1- Despite Saddam’s tragic mistake of invading Kuwait, most Arab states – including those friendly to Washington – were against the US ‘inept’ and geopolitically damaging invasion; given that Iraq is the Arabs ‘Eastern’ border gate, opening to two major non-Arab powers, i.e., Iran and Turkey.

2- Both Iran and Turkey have always had territorial ambitions and historical interests in Iraq. These only effectively ended with the defeat of the Ottoman Empire by the end of WW1. Furthermore, Iraq’s two largest religious sects are Shiite and Sunni Islam; thus, Iraq’s two great neighbors, Shiite Iran and Sunni Turkey, have always had enough excuses to interfere and meddle in the country’s internal affairs.

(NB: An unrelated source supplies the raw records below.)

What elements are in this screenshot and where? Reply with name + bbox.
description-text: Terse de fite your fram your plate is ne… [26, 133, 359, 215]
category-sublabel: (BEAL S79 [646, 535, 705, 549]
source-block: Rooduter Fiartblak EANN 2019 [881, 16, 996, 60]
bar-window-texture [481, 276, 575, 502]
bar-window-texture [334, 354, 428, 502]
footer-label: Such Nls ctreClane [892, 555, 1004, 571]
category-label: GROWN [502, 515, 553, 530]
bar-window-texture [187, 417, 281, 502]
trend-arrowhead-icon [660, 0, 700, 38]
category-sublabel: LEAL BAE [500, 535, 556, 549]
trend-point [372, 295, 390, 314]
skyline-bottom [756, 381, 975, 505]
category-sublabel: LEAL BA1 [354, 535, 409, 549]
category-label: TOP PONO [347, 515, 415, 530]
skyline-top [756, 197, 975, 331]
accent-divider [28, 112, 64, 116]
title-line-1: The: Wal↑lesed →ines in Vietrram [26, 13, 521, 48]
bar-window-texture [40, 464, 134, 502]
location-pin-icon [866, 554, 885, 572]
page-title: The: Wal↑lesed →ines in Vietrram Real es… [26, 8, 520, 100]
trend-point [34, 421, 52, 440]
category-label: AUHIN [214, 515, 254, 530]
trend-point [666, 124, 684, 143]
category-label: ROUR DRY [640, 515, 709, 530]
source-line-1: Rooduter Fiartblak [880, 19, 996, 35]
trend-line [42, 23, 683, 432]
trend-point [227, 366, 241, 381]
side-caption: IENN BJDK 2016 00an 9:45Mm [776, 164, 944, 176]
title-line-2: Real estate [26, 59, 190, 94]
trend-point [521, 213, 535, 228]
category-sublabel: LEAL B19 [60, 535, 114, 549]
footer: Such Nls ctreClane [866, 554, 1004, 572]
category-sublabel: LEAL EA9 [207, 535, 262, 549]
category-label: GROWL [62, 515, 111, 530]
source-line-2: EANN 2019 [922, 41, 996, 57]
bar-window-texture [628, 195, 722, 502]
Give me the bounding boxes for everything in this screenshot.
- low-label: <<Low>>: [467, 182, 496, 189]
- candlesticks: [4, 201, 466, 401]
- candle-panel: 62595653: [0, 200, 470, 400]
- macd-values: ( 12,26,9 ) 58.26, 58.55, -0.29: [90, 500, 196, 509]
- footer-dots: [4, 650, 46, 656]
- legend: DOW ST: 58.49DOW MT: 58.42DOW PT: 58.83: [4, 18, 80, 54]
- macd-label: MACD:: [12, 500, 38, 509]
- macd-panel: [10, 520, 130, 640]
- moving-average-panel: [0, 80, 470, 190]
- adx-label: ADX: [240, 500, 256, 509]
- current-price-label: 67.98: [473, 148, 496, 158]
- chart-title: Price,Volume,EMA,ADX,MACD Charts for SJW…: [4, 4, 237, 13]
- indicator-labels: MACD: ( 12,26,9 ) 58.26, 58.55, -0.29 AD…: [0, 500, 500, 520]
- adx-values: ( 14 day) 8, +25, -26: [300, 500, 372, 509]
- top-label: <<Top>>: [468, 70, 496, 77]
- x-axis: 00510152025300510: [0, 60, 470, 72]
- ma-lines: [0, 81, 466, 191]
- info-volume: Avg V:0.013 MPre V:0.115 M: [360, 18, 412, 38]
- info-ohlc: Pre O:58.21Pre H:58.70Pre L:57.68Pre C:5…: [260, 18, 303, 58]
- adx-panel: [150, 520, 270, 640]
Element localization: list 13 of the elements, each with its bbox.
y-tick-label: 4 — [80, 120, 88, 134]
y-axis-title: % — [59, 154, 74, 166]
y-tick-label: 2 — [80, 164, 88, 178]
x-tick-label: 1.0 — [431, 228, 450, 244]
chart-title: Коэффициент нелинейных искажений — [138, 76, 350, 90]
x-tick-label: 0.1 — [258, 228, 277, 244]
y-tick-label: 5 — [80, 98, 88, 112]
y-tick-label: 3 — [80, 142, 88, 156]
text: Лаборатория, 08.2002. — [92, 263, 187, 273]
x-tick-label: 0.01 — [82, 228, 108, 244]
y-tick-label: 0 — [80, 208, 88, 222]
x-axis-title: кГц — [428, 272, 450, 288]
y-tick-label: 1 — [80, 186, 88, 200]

3- In Iraq exists an important constituent that dominated the country’s north and northeast; which is the Kurds. In fact, the Kurds have provided the Iranians and Turks and with a rare, if not the only, common goal; as it is in the strategic interest of Iran and Turkey to prevent the emergence of a single independent Kurdish state. Such a state would effectively threaten the national unity of both countries, as there are around 15 million Kurds in Turkey and around 8 million in Iran, in addition to about 6 million in Iraq. Actually, many analysts believe that the strongest reason for not partitioning Iraq, after the US-led ‘Coalition Provisional Authority’ had systematically destroyed the Iraqi state institution – including the army – , was Ankara’s strong opposition to Kurdish independence, which would also further marginalize the Turkmen minority.

4- Despite the ‘Death To America’ and ‘Great Satan’ slogans, and as soon as Baghdad fell to the invading US troops, exiled pro-Tehran Iraqi leaderships flew from Iran back to Iraq, where they took over as ‘victors’. Moreover, within a very short time of Washington’s acceptance of the ‘victors and vanquished formula’, Iran’s followers and henchmen assumed power in Iraq. Later on, to make matters worse, former US President Barack Obama decided that handing over Iraq alone was not enough; so he allowed Iran’s ‘Mullahs’ to take over Syria, Lebanon, and Yemen, through a nuclear deal that focused only on technicalities, while leaving Tehran free to expand and invade at will.

Given the above, Iraq’s recent uprising is entirely ‘Iraqi’, as it really should be. It is necessary to stop the major regional collapse throughout the area extending from Iraq to the Mediterranean and Red Sea, whether the major world powers are still unaware, or are in full collusion!